Lukas Feldkamp (Honorable Mention)
“In this proposal, the site has evolved, and a place is formed. A frame to view the stage, the sky, and the surrounding topography. The stage, constricted by dimension, finds a way to become modular: something to serve different performers, seasons, and time of day. Stone benches emerge from the topography, stone from the earth, people gather once again.
Site strategy and craft are honed through iteration, sketching, and physical modeling. More than a few site visits: each time the importance of the site increases. The site deserves respect: the axis, the history, the community, and history. With the draw of the pencil, graphite belongs to the paper. The authenticity of the site leads to the authenticity of means: the scale of the hand of utmost importance.
On the board, an inverted drafted perspective engages the farthest scale, and the board stands out.
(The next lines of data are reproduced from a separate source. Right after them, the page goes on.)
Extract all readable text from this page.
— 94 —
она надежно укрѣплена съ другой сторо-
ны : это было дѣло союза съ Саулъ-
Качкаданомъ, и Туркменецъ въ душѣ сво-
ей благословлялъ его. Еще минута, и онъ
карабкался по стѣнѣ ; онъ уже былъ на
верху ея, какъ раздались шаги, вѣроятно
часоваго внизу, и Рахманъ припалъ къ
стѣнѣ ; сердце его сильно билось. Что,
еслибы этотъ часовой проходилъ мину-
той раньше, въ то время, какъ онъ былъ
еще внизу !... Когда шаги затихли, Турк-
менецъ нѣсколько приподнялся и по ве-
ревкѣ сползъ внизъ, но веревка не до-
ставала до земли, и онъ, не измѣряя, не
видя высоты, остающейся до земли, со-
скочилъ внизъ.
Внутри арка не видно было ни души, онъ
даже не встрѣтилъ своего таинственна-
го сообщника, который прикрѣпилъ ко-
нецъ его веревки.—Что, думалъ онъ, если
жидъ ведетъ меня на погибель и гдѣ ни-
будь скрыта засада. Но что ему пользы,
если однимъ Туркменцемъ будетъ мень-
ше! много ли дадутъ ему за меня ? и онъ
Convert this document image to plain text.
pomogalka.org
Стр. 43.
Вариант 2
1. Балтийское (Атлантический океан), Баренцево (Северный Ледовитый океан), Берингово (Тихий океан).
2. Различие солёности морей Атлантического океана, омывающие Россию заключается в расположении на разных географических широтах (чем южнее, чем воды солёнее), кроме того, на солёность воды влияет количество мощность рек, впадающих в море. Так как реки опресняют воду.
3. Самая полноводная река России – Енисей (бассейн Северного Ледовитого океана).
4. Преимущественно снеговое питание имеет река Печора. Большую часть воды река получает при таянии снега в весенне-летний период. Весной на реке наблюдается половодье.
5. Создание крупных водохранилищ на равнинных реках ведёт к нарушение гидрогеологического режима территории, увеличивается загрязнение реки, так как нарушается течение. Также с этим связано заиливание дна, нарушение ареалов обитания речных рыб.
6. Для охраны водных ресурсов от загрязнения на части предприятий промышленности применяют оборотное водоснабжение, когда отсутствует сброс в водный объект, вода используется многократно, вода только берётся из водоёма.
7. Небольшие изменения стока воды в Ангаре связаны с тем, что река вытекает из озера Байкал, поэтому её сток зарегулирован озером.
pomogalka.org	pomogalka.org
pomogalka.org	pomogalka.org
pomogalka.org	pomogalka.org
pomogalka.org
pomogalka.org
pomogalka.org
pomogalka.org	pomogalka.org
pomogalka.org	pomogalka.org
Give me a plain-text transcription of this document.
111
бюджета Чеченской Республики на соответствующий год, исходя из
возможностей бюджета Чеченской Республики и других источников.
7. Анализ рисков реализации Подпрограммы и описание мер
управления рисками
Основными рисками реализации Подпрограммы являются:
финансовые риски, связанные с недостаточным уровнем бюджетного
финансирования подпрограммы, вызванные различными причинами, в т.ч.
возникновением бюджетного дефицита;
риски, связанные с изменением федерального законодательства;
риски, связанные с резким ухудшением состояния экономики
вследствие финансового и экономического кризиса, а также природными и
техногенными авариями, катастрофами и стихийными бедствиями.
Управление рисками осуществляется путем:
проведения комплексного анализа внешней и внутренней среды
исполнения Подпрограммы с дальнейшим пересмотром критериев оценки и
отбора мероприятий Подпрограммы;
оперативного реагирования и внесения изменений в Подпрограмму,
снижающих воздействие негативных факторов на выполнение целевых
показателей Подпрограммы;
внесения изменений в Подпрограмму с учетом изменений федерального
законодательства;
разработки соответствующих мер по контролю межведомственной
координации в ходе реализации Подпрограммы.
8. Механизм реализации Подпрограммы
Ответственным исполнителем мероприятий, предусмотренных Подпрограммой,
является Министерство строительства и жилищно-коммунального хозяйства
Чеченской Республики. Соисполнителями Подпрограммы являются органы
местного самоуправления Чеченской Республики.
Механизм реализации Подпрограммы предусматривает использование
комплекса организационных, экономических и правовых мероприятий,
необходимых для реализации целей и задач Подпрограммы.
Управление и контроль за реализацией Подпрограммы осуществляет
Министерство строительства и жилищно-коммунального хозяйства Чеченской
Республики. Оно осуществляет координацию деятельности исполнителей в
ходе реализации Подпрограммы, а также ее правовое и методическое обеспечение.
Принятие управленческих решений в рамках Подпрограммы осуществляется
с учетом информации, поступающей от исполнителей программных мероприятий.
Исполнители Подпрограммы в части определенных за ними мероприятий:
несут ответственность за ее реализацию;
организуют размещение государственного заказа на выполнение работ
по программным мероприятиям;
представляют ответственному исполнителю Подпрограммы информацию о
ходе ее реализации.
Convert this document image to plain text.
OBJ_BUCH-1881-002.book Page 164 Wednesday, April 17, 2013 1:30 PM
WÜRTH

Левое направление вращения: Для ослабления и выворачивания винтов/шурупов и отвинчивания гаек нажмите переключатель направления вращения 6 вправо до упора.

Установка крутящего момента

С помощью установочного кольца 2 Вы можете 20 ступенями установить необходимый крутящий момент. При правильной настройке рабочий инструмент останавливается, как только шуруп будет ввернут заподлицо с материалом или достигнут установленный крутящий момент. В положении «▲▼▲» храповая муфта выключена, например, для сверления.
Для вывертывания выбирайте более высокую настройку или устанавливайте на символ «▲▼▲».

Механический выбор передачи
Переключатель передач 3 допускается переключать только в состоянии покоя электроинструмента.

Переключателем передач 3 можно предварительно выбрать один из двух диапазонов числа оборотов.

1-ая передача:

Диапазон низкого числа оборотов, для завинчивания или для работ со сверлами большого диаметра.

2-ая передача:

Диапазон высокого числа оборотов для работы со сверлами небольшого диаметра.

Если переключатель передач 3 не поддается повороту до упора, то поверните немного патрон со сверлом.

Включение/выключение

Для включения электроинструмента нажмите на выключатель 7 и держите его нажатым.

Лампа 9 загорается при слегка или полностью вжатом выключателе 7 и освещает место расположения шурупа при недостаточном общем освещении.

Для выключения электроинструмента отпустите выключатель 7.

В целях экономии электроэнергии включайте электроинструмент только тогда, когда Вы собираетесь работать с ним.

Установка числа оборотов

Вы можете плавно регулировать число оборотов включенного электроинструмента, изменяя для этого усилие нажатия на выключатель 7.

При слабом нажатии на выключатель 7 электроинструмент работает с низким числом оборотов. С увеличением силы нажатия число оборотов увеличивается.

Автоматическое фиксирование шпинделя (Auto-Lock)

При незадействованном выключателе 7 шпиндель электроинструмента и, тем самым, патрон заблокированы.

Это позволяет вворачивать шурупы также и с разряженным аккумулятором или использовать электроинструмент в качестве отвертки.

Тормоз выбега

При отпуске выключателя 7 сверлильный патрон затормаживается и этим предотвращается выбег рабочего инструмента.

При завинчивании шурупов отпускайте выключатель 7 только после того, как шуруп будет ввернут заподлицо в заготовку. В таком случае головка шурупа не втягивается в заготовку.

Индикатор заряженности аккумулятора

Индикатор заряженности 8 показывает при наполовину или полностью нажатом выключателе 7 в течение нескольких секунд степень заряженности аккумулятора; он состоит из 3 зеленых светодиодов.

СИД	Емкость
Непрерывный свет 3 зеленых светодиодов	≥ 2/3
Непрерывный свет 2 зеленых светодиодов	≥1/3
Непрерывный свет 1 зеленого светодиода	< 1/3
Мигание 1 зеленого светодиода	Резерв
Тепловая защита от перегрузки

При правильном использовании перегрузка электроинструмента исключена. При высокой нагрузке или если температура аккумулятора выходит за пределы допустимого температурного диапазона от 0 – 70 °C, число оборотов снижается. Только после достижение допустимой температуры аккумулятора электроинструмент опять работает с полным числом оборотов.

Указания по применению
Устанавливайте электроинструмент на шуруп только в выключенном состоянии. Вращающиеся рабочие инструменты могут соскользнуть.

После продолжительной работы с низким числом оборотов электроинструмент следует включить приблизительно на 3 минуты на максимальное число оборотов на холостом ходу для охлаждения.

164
The organization of model pictures engages a more personal scale, the thinness of the frame exposed once the viewer makes the effort to engage.”
Adam Alford (Honorable Mention)
“This project focuses on the reactivation of public space over a series of design phases. Modular scaffolding, a common building material, allows for the expansion of the form over time. This simplicity in form is complemented by non-textual graphics explaining the integral aspects of the design. The result is a modern take on the amphitheater that rejects the idea of a finished proposal.”